Measurement of liquid thermo-optical coefficient based on all-fiber hybrid FPI-SPR sensor

Abstract

This paper proposes and demonstrates an integrated optical fiber sensor, which combines Fabry-Perot interference (FPI) and surface plasmon resonance (SPR) to measure the thermo-optical coefficient of liquid samples. SPR is excited by the total reflection of light on the capillary fiber wall and the reflected light on the two reflective surfaces of the Fabry-Perot (FP) cavity to produce FPI. Two sensing units measure temperature and refractive index (RI), respectively. This sensor not only separates two sensing wavebands but also solves the inherent cross-sensitivity problems.
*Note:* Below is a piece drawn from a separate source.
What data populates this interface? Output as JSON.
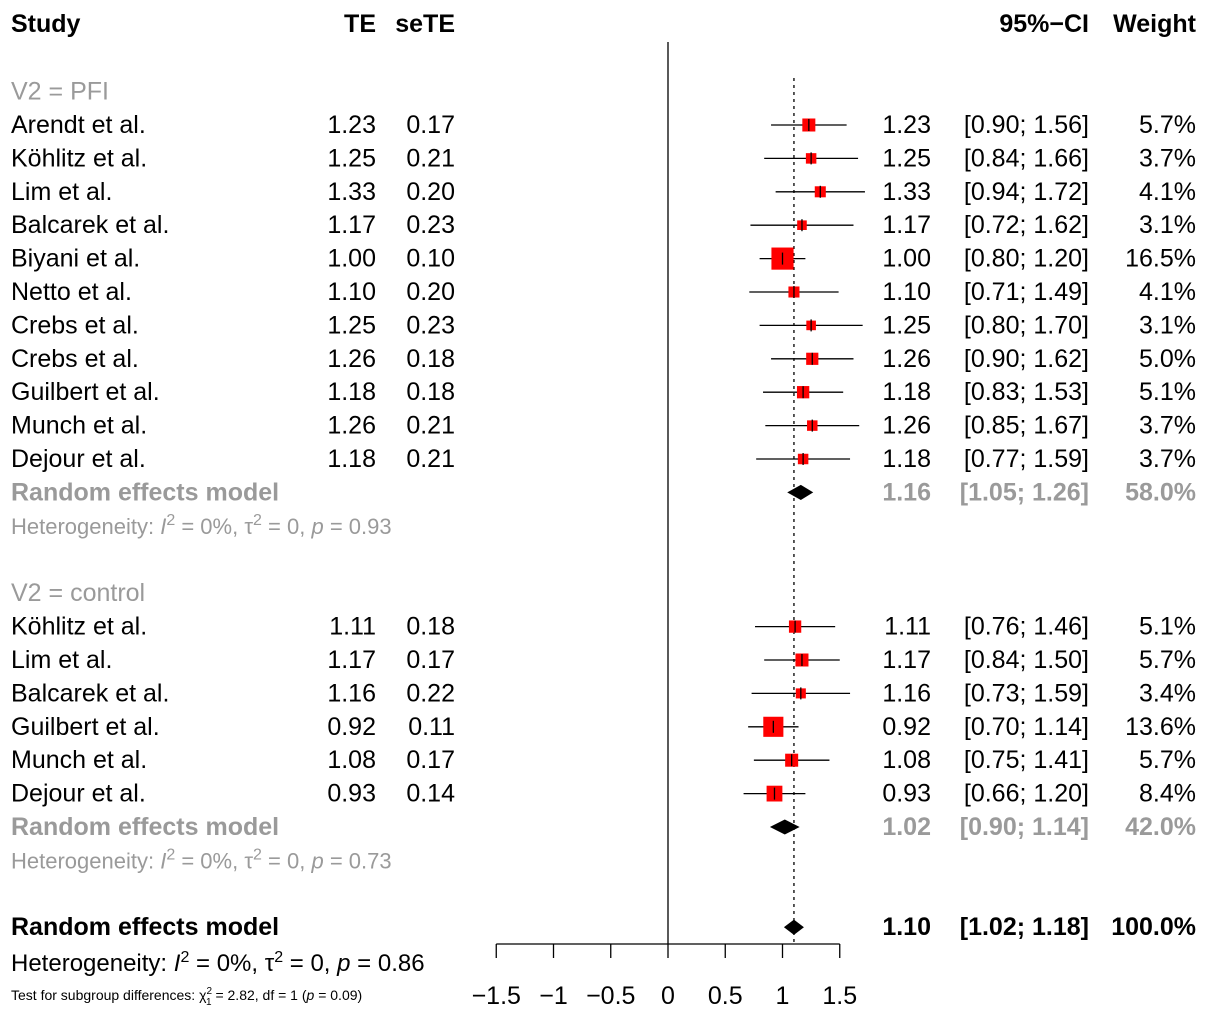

The SPR sensing unit has a sensitivity of 2565.4 nm/RIU, and its sensing waveband range is 500−900 nm. The FPI sensing unit has a sensitivity of 394.3 pm/°C, and its sensing waveband range is 1500−1600 nm. The measurement range of RI is 1.333–1.393, and the measurement range of temperature is 20 °C–80 °C. We verify the feasibility of the sensor in various liquid samples. The experimental results indicate that the measured value of the thermo-optical coefficient agrees with the theoretical value. The measurement error of the thermo-optical coefficient of absolute ethanol is about 0.51 %. This research provides a novel insight into solving the inherent cross-sensitivity problems and how to separate the sensing wavebands.